As many people reading this will be aware, the basic issue related to the bid made by Māori Television Service (MTS) back in September for the broadcasting rights to games in next year’s Rugby World Cup. Significant funding was to be provided by Te Puni Kōkiri for that bid. Competitors, including state-owned Television New Zealand saw this as providing MTS with an unfair advantage. It seems that some Government ministers were also unhappy with this bid. The Prime Minister talked of the need to justify Te Puni Kōkiri money being spent on the bid and the need to try and ensure that all New Zealanders are able to view the 16 games that were the subject of the bid. The latter being a reference to MTS’s coverage of 85% of the country. Eventually a deal was reached whereby MTS would be the nominal lead for the bid but in fact most games would be screening simultaneously on TVNZ and commercial broadcaster, TV3. This bid has now been accepted by the International Rugby Board. For further details, media reports at the time (such as this, and this) set out the background of events. And eventually a memo that originated from Te Puni Kōkiri (the Ministry of Māori Development) was circulating which provided a timeline of who knew what and when about the Māori Television Service bid. Audrey Young reproduced this in her NZ Herald politics blog.
What is worrying from a Treaty of Waitangi perspective is the way that the Government moved to limit the benefits to MTS, an organization which was established to make good on Treaty of Waitangi obligations. The Māori Television Service (Te Aratuku Whakaata Irirangi Māori) Act 2003 established MTS in its current form. Section 3 sets out the purpose of the Act and makes it clear that the purpose is to understood in the context of the recognition
that the Crown and Māori together have an obligation under the Treaty of Waitangi to preserve, protect, and promote te reo Māori.

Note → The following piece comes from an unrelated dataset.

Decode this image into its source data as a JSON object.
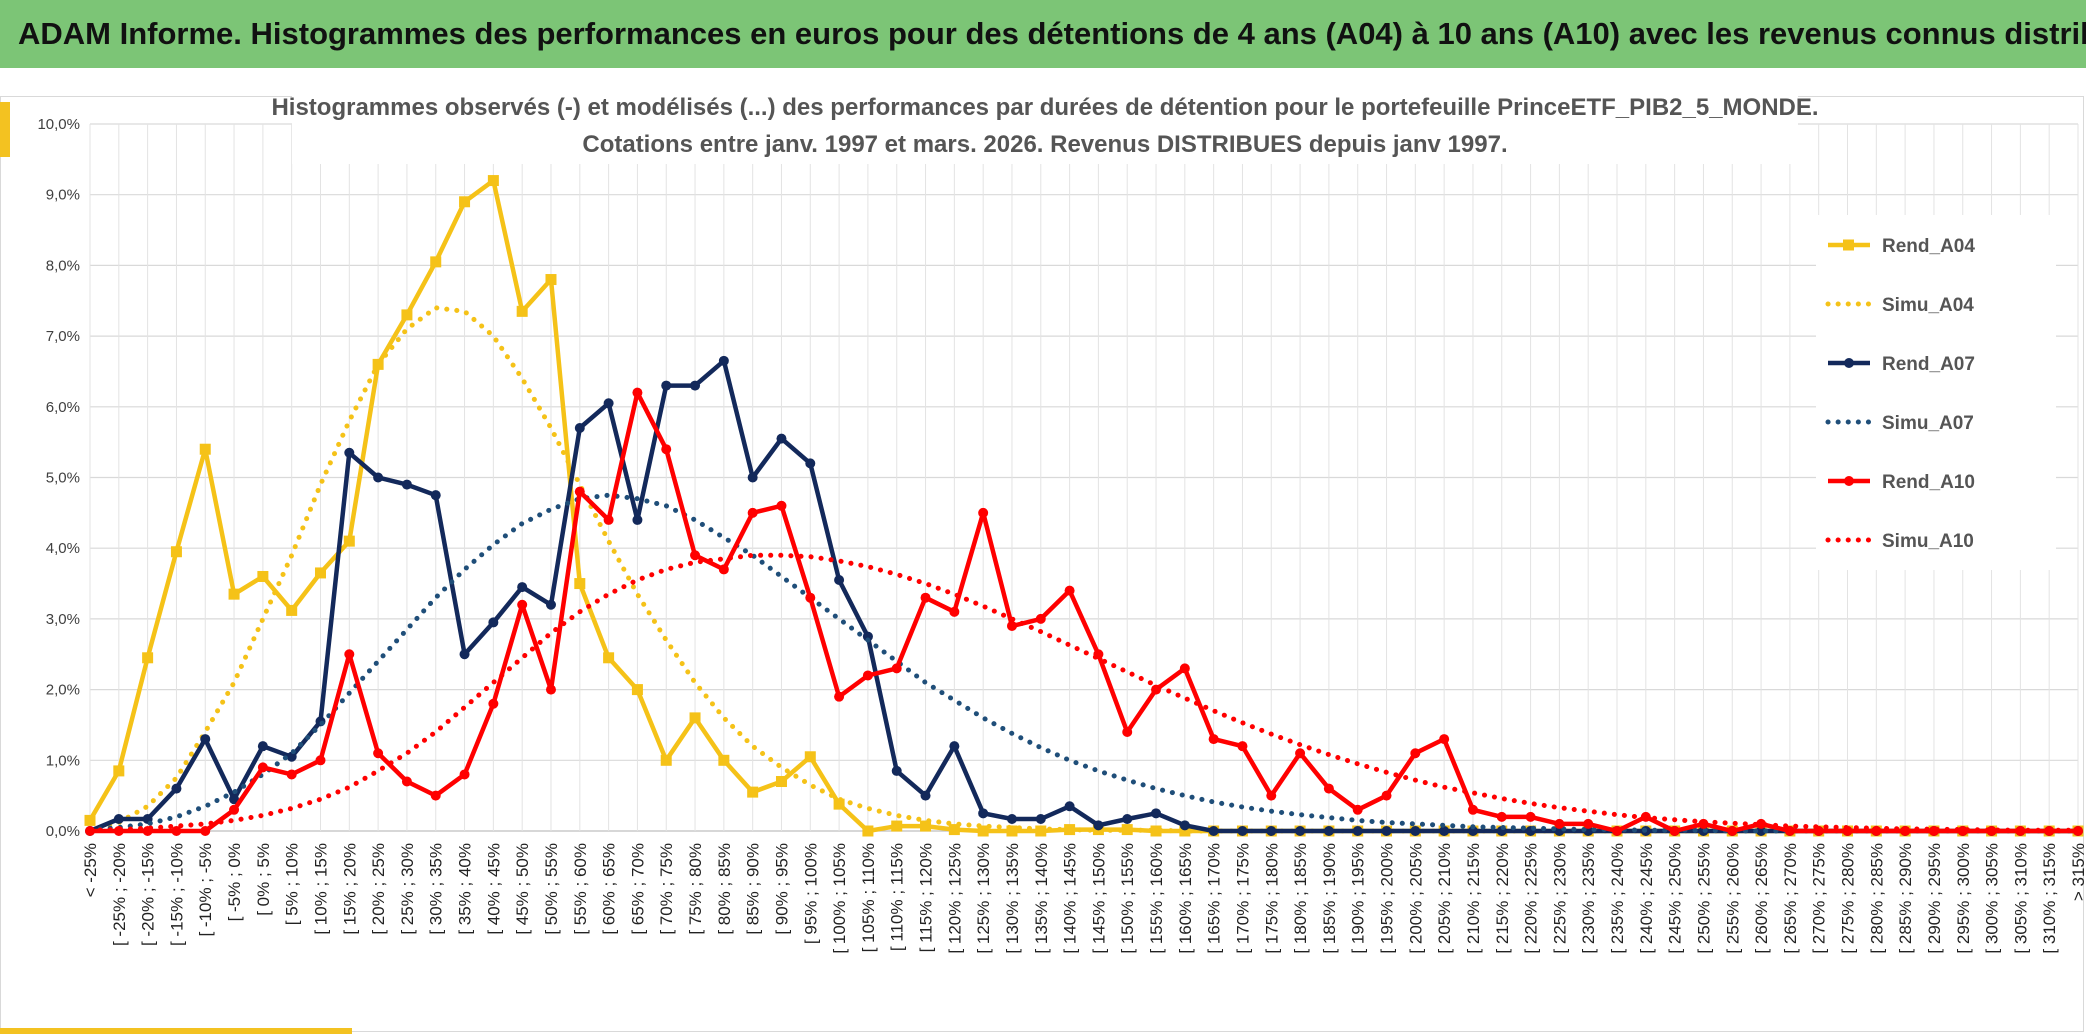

The Minister of Māori Affairs and Te Puni Kōkiri were convinced of the value to Māori development of supporting the MTS bid, and yet this objective was forced to take a back-seat for, quite frankly, less than convincing reasons. Aside from the MTS legislation, there have also been numerous cases and Waitangi Tribunal reports relating to broadcasting issues in connection with the Treaty-based protection of te reo Māori (the Māori language). But with its handling of this issue, the current Government has shown that it does not place a high priority on its Treaty obligations in this area. In fact, it has gone out of its way to protect other, somewhat marginal interests, ahead of the Treaty interest in this instance. That hardly seems consistent with the kind of active protection of Treaty interests that the courts and the Waitangi Tribunal have found to be a key principle within the Treaty partnership.